Document Type



Internal Medicine (East Africa)


Introduction: Palliative care aims at ameliorating patients and families suffering when they are faced with life-limiting illnesses. It involves symptoms management as well as psychosocial, spiritual support. As such, proper communication between clinicians taking care of the patient is an important aspect of this care. Studies have shown that errors in communication are common and relevant in palliative care as they negatively impact on the quality of care provided. The service at Aga Khan University Hospital, Nairobi (AKUHN) provides both in and out patient consult services. Primary physicians to patients consult the palliative care team via telephone models as well as face to face talks. There is a lot of literature regarding patient/family member consultation with a doctor but little has been done on understanding the efficacy of doctor to doctor telephone discussion on a patient being referred from one service provider to another. Objective: The aim was to assess the adequacy of information regarding the patient given in telephone consults versus face to face consults during the referral process.
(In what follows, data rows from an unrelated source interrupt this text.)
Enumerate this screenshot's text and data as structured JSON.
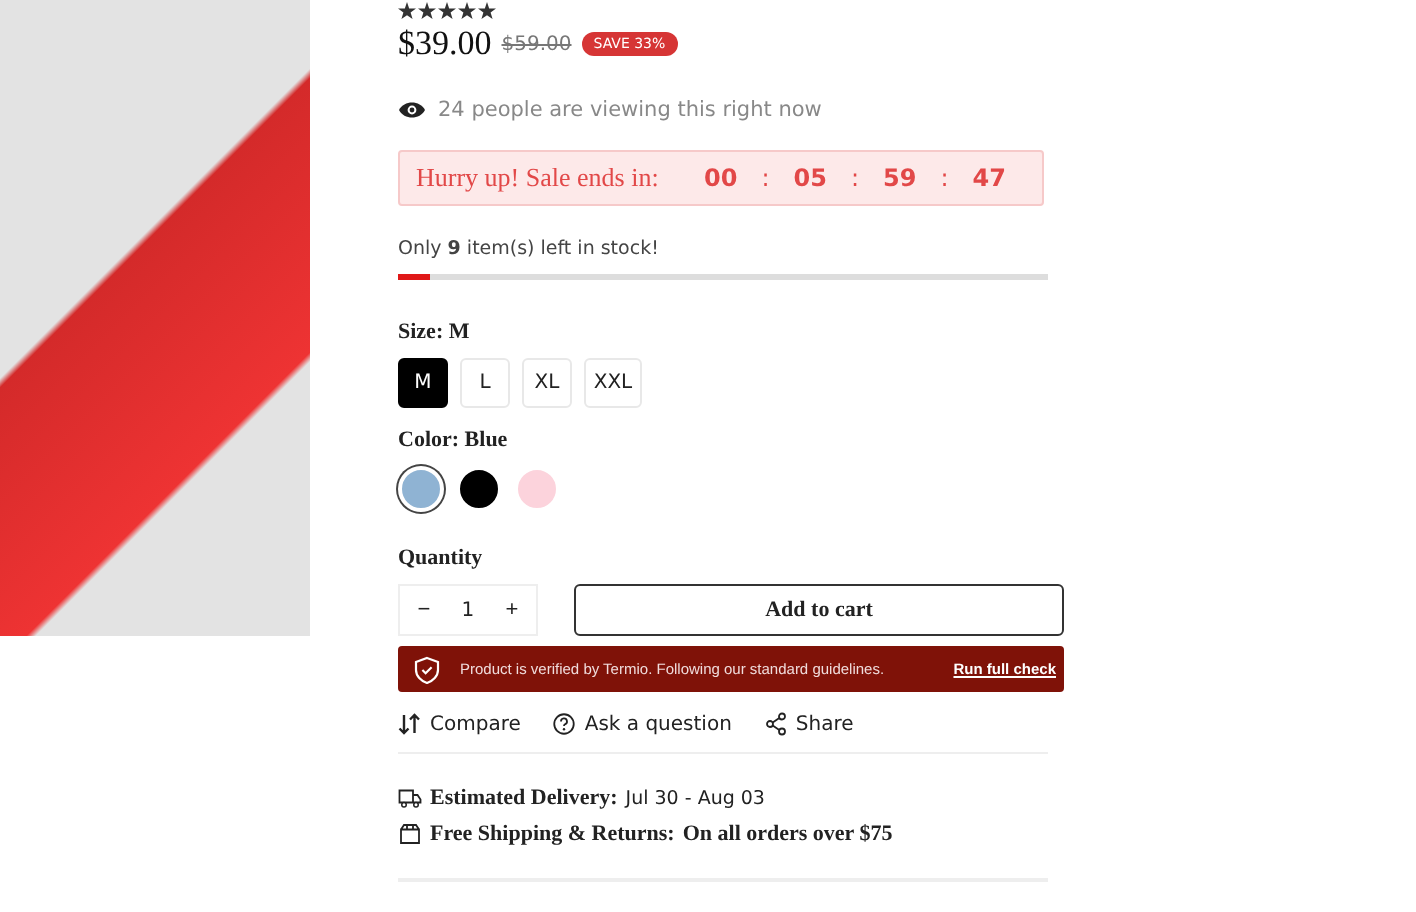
{
  "product": {
    "stars": 5,
    "price": "$39.00",
    "old_price": "$59.00",
    "badge": "SAVE 33%",
    "viewers": "24 people are viewing this right now"
  },
  "sale": {
    "label": "Hurry up! Sale ends in:",
    "countdown": [
      "00",
      "05",
      "59",
      "47"
    ],
    "separator": ":"
  },
  "stock": {
    "text": "Only **9** item(s) left in stock!",
    "level": 0.05
  },
  "size": {
    "label": "Size:",
    "value": "M",
    "options": [
      {
        "label": "M",
        "selected": true
      },
      {
        "label": "L",
        "selected": false
      },
      {
        "label": "XL",
        "selected": false
      },
      {
        "label": "XXL",
        "selected": false
      }
    ]
  },
  "color": {
    "label": "Color:",
    "value": "Blue",
    "options": [
      {
        "color": "#8fb3d3",
        "selected": true
      },
      {
        "color": "#000000",
        "selected": false
      },
      {
        "color": "#fcd3dc",
        "selected": false
      }
    ]
  },
  "quantity": {
    "label": "Quantity",
    "minus": "−",
    "value": "1",
    "plus": "+"
  },
  "add_to_cart": "Add to cart",
  "verified": {
    "text": "Product is verified by Termio. Following our standard guidelines.",
    "link": "Run full check"
  },
  "actions": [
    {
      "kind": "compare",
      "label": "Compare"
    },
    {
      "kind": "question",
      "label": "Ask a question"
    },
    {
      "kind": "share",
      "label": "Share"
    }
  ],
  "info": [
    {
      "kind": "delivery",
      "label": "Estimated Delivery:",
      "value": "Jul 30 - Aug 03"
    },
    {
      "kind": "shipping",
      "label": "Free Shipping & Returns:",
      "value": "On all orders over $75"
    }
  ]
}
Methodology: This was a cross-sectional study. 60 consults to the palliative care team were assessed, these were consults received over a period of 4 months; 36 were telephone consults and the rest face to face. The information was assessed for inclusion of the following details: I) name II) age, III) gender, IV) longevity of illness, V) ward/clinic location, VI) Patient’s diagnosis, VII) reasons for referral, VIII) current treatments, IX) patient’s knowledge of their diagnosis and prognosis, X) family’s knowledge of diagnosis and prognosis and XI) patient’s and family’s knowledge of referral to palliative care.
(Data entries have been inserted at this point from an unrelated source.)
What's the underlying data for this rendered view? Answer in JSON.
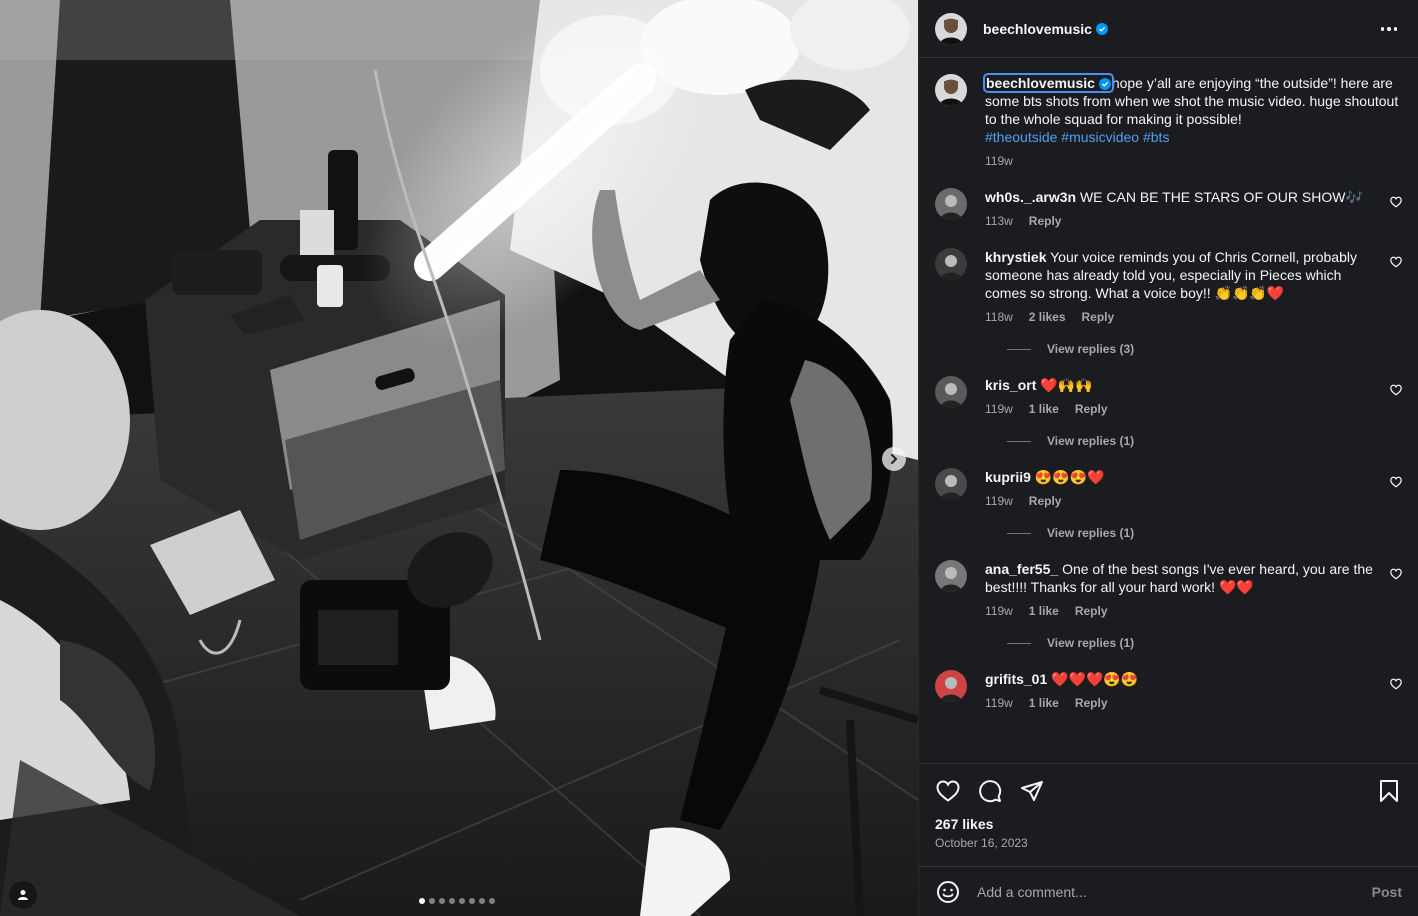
{
  "post": {
    "author": "beechlovemusic",
    "likes": "267 likes",
    "date": "October 16, 2023",
    "slide_count": 8,
    "active_slide": 1
  },
  "caption": {
    "username": "beechlovemusic",
    "text": "hope y’all are enjoying “the outside”! here are some bts shots from when we shot the music video. huge shoutout to the whole squad for making it possible!",
    "hashtags": "#theoutside #musicvideo #bts",
    "time": "119w"
  },
  "comments": [
    {
      "username": "wh0s._.arw3n",
      "text": "WE CAN BE THE STARS OF OUR SHOW🎶",
      "time": "113w",
      "likes": "",
      "reply": "Reply",
      "replies": ""
    },
    {
      "username": "khrystiek",
      "text": "Your voice reminds you of Chris Cornell, probably someone has already told you, especially in Pieces which comes so strong. What a voice boy!! 👏👏👏❤️",
      "time": "118w",
      "likes": "2 likes",
      "reply": "Reply",
      "replies": "View replies (3)"
    },
    {
      "username": "kris_ort",
      "text": "❤️🙌🙌",
      "time": "119w",
      "likes": "1 like",
      "reply": "Reply",
      "replies": "View replies (1)"
    },
    {
      "username": "kuprii9",
      "text": "😍😍😍❤️",
      "time": "119w",
      "likes": "",
      "reply": "Reply",
      "replies": "View replies (1)"
    },
    {
      "username": "ana_fer55_",
      "text": "One of the best songs I've ever heard, you are the best!!!! Thanks for all your hard work! ❤️❤️",
      "time": "119w",
      "likes": "1 like",
      "reply": "Reply",
      "replies": "View replies (1)"
    },
    {
      "username": "grifits_01",
      "text": "❤️❤️❤️😍😍",
      "time": "119w",
      "likes": "1 like",
      "reply": "Reply",
      "replies": ""
    }
  ],
  "composer": {
    "placeholder": "Add a comment...",
    "post_label": "Post"
  },
  "icons": {
    "like": "heart-icon",
    "comment": "comment-icon",
    "share": "share-icon",
    "save": "bookmark-icon",
    "emoji": "emoji-icon",
    "more": "more-icon",
    "next": "chevron-right-icon",
    "tags": "user-tag-icon"
  },
  "colors": {
    "panel_bg": "#1b1c20",
    "accent": "#0095f6",
    "hashtag": "#4f9ff7",
    "muted": "#a8a8a8"
  }
}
Results: Overall, there are more missed characteristics of a patient in a telephone consult compared to a face to face consult. The most missed characteristics in both types of consults were name, patient and family knowledge of referral, patients’ and families knowledge of diagnosis.

Conclusion: It is evident that a telephone consult is less informative than a face to face consult. It is therefore important to have a face to face discussion on a patient after telephone consultation. It is also evident from these findings that doctors are still poor in the aspects of communicating with patients, their families and also among themselves and more need to be done to improve this.